A two-tiered airport taxi system could lead to 'Chapter Two'
Katherine Kersten, Star Tribune
Last update: October 16, 2006 – 12:02 AM
Imagine you're returning from a trip with a bottle of French wine to celebrate your wedding anniversary. At the airport, you drag your bags out to the taxi stand in the cold breeze. As the cab pulls up, you hoist your suitcases, eager to get home.
But when the driver spots your wine, he shakes his head emphatically. The Qur'an prohibits him from accepting passengers with alcohol, he tells you. OK, so you'll take the next cab. But the next driver waves you off, and the next.
Scenes like this have played out hundreds of times at the Minneapolis-St. Paul International Airport over the last few years.
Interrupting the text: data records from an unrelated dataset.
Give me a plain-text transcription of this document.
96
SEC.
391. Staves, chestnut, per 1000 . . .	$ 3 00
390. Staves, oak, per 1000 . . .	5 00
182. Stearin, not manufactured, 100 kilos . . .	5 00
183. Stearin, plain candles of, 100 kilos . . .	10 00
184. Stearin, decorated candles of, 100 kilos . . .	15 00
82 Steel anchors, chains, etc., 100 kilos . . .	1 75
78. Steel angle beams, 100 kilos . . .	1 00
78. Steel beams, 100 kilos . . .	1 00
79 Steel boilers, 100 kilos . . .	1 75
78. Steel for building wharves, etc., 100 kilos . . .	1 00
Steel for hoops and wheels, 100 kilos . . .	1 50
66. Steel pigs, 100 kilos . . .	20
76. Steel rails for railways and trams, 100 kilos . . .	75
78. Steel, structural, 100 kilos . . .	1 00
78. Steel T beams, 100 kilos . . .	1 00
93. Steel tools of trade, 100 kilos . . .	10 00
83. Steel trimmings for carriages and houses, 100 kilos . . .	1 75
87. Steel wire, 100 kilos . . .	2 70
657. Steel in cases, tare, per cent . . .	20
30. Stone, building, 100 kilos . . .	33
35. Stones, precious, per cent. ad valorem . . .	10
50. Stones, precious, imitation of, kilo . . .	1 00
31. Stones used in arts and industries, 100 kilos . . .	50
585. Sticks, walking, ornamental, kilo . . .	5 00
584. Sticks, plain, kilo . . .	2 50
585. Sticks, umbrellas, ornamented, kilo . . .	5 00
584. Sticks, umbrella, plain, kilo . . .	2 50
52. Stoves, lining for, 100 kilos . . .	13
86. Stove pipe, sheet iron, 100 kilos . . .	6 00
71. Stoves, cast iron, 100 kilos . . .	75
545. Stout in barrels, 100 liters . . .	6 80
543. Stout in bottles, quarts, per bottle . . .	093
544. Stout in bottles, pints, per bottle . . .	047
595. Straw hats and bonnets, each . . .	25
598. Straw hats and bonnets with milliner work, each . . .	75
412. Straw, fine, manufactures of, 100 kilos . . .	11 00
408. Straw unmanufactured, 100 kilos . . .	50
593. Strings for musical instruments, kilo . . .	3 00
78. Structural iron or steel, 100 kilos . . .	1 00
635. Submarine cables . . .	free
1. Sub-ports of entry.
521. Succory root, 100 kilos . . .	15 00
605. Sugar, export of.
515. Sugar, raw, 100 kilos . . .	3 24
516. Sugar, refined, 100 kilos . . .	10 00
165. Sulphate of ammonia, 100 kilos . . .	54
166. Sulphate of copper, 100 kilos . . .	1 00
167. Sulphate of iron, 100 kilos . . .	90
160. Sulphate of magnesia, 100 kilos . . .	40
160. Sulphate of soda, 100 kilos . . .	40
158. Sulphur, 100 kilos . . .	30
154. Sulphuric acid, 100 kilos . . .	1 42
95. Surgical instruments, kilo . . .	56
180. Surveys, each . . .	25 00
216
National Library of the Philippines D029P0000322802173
About three-fourths of the 900 taxi drivers at the airport are Somali, many of them Muslim. In September, the Star Tribune reported that one flight attendant had been refused by five drivers, because she had wine in her suitcase.
Taxi drivers who refuse a customer, except for safety reasons, must go to the end of the taxi line.
They face a potential three-hour wait for the next fare. Muslim drivers asked for an exemption, and officials of the Metropolitan Airports Commission proposed color-coded lights on cab roofs to indicate whether the driver would accept a passenger carrying alcohol.
But last week, the MAC announced that it would not adopt the new policy. Officials cited an overwhelmingly negative public reaction, among other reasons. "I've had over 500 e-mails and calls, and not one supported the change," said Patrick Hogan, MAC spokesman.
Why? Aren't Americans accustomed to granting modest legal accommodations to groups or individuals on the basis of their religious beliefs?
For many people, Hogan speculates, the issue may have been bigger than drivers' reluctance to transport alcohol. "I think people were afraid there would be a Chapter Two."
In some other cities, "Chapter Two" has already begun. Muslim cab drivers elsewhere, for example, have refused to transport blind customers with seeing-eye dogs, which they say their religion considers unclean. On Oct. 6, the Daily Mail of London reported that two cab drivers had been fined for rejecting blind customers. In Melbourne, Australia, "at least 20 dog-aided blind people have lodged discrimination complaints" after similarly being refused service, the Herald Sun reported.
In Minneapolis, Muslim taxi drivers have repeatedly refused to transport Paula Hare, who is transgendered, KMSP-TV, Channel 9, reported this month.
Daniel Pipes, director of the Middle East Forum, wrote about the MAC's two-light proposal in the New York Sun on the day its rejection was announced. While the proposal seemed like a common-sense compromise, he wrote, on a societal level, it has massive and troubling implications. Government sanction of a two-tiered cab system would amount to an acknowledgement that Shari'a, or Islamic law, is relevant to a routine commercial transaction in the Twin Cities. The MAC, a government agency, would be officially approving a signal that differentiates those who follow Islamic law from those who don't.
And what if Muslim drivers demand the right not to transport women wearing short skirts or tank tops, or unmarried couples? After taxis, why not buses, trains and planes? Eventually, in some respects, our society could be divided along religious lines.
The negative reaction to the two-tiered solution does not spring from hostility to Muslims. Muslims have thrived in America. On average, they are well-integrated and have higher incomes and more education than other Americans, according to Peter Mandaville, director of the Center for Global Studies at George Mason University in Virginia.
America offers Muslims an important advantage beyond economic opportunity. We are a more religious people than Europeans, and so more respectful of religious belief. The first freedom guaranteed in our Bill of Rights, after all, is the free exercise of religion.
But the issue at the MAC seems to raise nagging "Chapter Two"-related questions. It suggests that -- if we don't handle such matters right -- down the road could lie a legally sanctioned religious separatism that is incompatible with America's unifying civic vision.